- Mbale, Kenya Location in Kenya
- Coordinates: 00°04′54″N 34°43′17″E﻿ / ﻿0.08167°N 34.72139°E
- Country: Kenya
- County: Vihiga County
- Elevation: 3,900 ft (1,200 m)

Population (2017 (Estimate))
- • Total: 60,000
- Climate: Af

= Mbale, Kenya =

Mbale is a town in Kenya and is the capital and largest town of Vihiga County. It is also called Maragoli, after the indigenous inhabitants of the area.

==Location==
The town is located on the Kisumu–Kakamega–Webuye–Kitale Road, approximately 23 km, north of Kisumu, and about 26 km, south of Kakamega. The coordinates of Mbale, Kenya are: 0°04'54.0"N, 34°43'17.0"E (Latitude:0.081667; Longitude:34.721389).

==Population==
Mbale's population is estimated at 60,000 people of different races and ethnicities, which include the Luhya, Kikuyu, Kisii, Luo and Asians.

==Overview==
Mbale has five major hotels and four major bars that serve people from as far as Kisumu and Kakamega. Mbale has four major banks, namely Barclays Bank, Equity Bank, Co-operative Bank, and KCB Bank Kenya Limited. It also has one Sacco bank, namely Kakamega Teachers Sacco Society, which is yet to be officially launched but is operational at the moment. Mbale has over a hundred small businesses such as shops, tailoring, bread distribution, cyber cafe services, healthcare services, construction, real estate, property management and hotels.

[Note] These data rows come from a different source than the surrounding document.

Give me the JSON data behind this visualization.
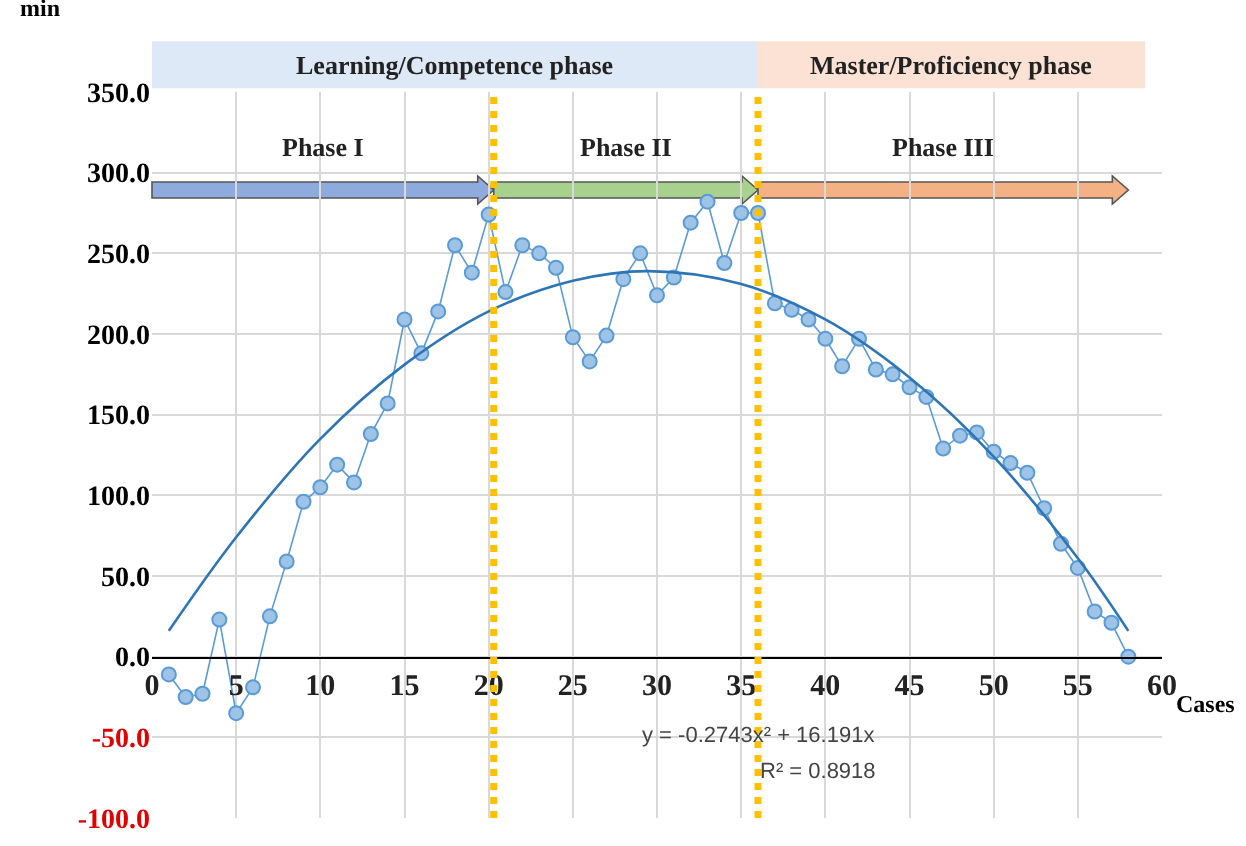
{
  "chart_data": {
    "type": "line",
    "ylabel": "min",
    "xlabel": "Cases",
    "x": [
      1,
      2,
      3,
      4,
      5,
      6,
      7,
      8,
      9,
      10,
      11,
      12,
      13,
      14,
      15,
      16,
      17,
      18,
      19,
      20,
      21,
      22,
      23,
      24,
      25,
      26,
      27,
      28,
      29,
      30,
      31,
      32,
      33,
      34,
      35,
      36,
      37,
      38,
      39,
      40,
      41,
      42,
      43,
      44,
      45,
      46,
      47,
      48,
      49,
      50,
      51,
      52,
      53,
      54,
      55,
      56,
      57,
      58
    ],
    "series": [
      {
        "color": "#5b9bd5",
        "values": [
          -11,
          -25,
          -23,
          23,
          -35,
          -19,
          25,
          59,
          96,
          105,
          119,
          108,
          138,
          157,
          209,
          188,
          214,
          255,
          238,
          274,
          226,
          255,
          250,
          241,
          198,
          183,
          199,
          234,
          250,
          224,
          235,
          269,
          282,
          244,
          275,
          275,
          219,
          215,
          209,
          197,
          180,
          197,
          178,
          175,
          167,
          161,
          129,
          137,
          139,
          127,
          120,
          114,
          92,
          70,
          55,
          28,
          21,
          0
        ]
      },
      {
        "type": "line",
        "marker": "none",
        "color": "#2e75b6",
        "x": [
          1,
          5,
          10,
          15,
          20,
          25,
          29.5,
          35,
          40,
          45,
          50,
          55,
          58
        ],
        "values": [
          16,
          74,
          135,
          181,
          214,
          233,
          239,
          231,
          209,
          173,
          124,
          61,
          16
        ]
      }
    ],
    "marker": "circle",
    "grid": true,
    "xlim": [
      0,
      60
    ],
    "xticks": [
      0,
      5,
      10,
      15,
      20,
      25,
      30,
      35,
      40,
      45,
      50,
      55,
      60
    ],
    "ylim": [
      -100,
      350
    ],
    "yticks": [
      {
        "value": -100,
        "label": "-100.0"
      },
      {
        "value": -50,
        "label": "-50.0"
      },
      {
        "value": 0,
        "label": "0.0"
      },
      {
        "value": 50,
        "label": "50.0"
      },
      {
        "value": 100,
        "label": "100.0"
      },
      {
        "value": 150,
        "label": "150.0"
      },
      {
        "value": 200,
        "label": "200.0"
      },
      {
        "value": 250,
        "label": "250.0"
      },
      {
        "value": 300,
        "label": "300.0"
      },
      {
        "value": 350,
        "label": "350.0"
      }
    ],
    "ref_lines": [
      {
        "axis": "x",
        "value": 20.3,
        "color": "#ffc000",
        "line_style": "dotted"
      },
      {
        "axis": "x",
        "value": 36,
        "color": "#ffc000",
        "line_style": "dotted"
      }
    ],
    "annotations": [
      "Learning/Competence phase",
      "Master/Proficiency phase",
      "Phase I",
      "Phase II",
      "Phase III",
      "y = -0.2743x² + 16.191x",
      "R² = 0.8918"
    ]
  }
}
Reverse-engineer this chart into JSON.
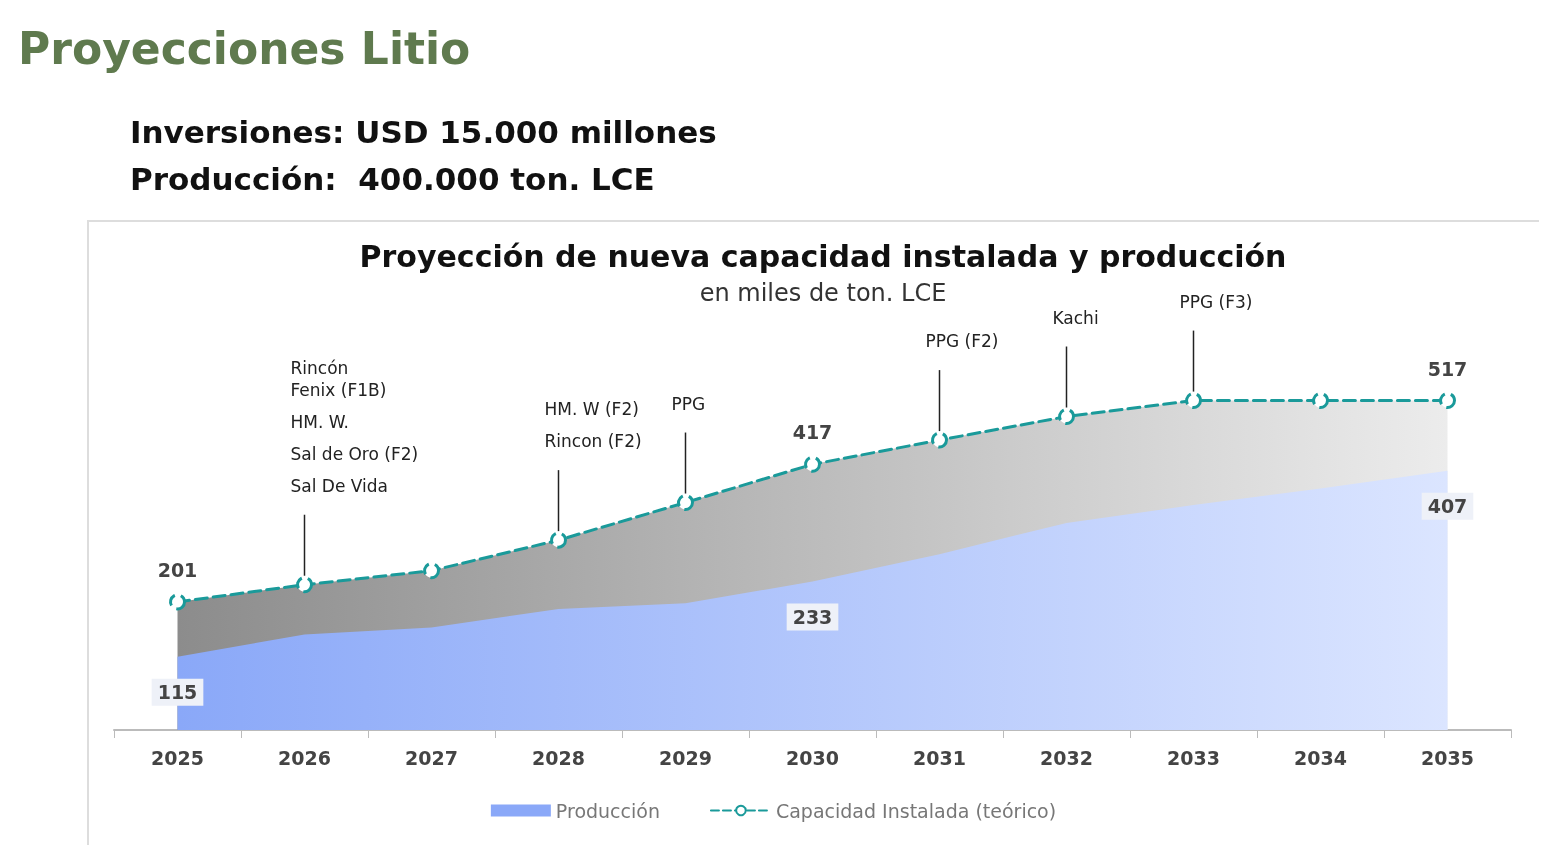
{
  "chart_data": {
    "type": "area",
    "title": "Proyección de nueva capacidad instalada y producción",
    "subtitle": "en miles de ton. LCE",
    "categories": [
      "2025",
      "2026",
      "2027",
      "2028",
      "2029",
      "2030",
      "2031",
      "2032",
      "2033",
      "2034",
      "2035"
    ],
    "series": [
      {
        "name": "Producción",
        "color": "#8aa8f8",
        "values": [
          115,
          150,
          161,
          190,
          199,
          233,
          276,
          325,
          353,
          379,
          407
        ],
        "value_labels": [
          "115",
          null,
          null,
          null,
          null,
          "233",
          null,
          null,
          null,
          null,
          "407"
        ]
      },
      {
        "name": "Capacidad Instalada (teórico)",
        "color": "#1a9a9a",
        "line_style": "dashed",
        "marker": "circle",
        "values": [
          201,
          228,
          250,
          298,
          357,
          417,
          455,
          492,
          517,
          517,
          517
        ],
        "value_labels": [
          "201",
          null,
          null,
          null,
          null,
          "417",
          null,
          null,
          null,
          null,
          "517"
        ]
      }
    ],
    "annotations": [
      "Proyecciones Litio",
      "Inversiones: USD 15.000 millones",
      "Producción:  400.000 ton. LCE",
      "Rincón\nFenix (F1B)",
      "HM. W.",
      "Sal de Oro (F2)",
      "Sal De Vida",
      "HM. W (F2)",
      "Rincon (F2)",
      "PPG",
      "PPG (F2)",
      "Kachi",
      "PPG (F3)"
    ],
    "legend": "bottom",
    "grid": false
  }
}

It is home to the annual Maragoli Cultural Festival, which is held every 26 December.

==Schools==
The town has nearly a dozen primary schools, including Hambale Primary School, Idavaga Muslim Primary School, Shalom Academy and Mukuli Primary School. The five secondary schools are Mbale High School, St. Clares Maragoli Secondary School, Kegoye Friends' Secondary School and Mbihi Secondary School. The former Vihiga County Governor, Moses Akaranga is an alumnus of Mbale High School.

==Health==
Mbale, Kenya is home to two hospitals; (a) Mbale Rural Provincial Health & Training Centre, and (b) Vihiga District Hospital

==Religion==
There are many places of worship in the town, including The Salvation Army Church, Anglican, Episcopal, African Israel Church Nineveh, Muslim and Roman Catholic and others.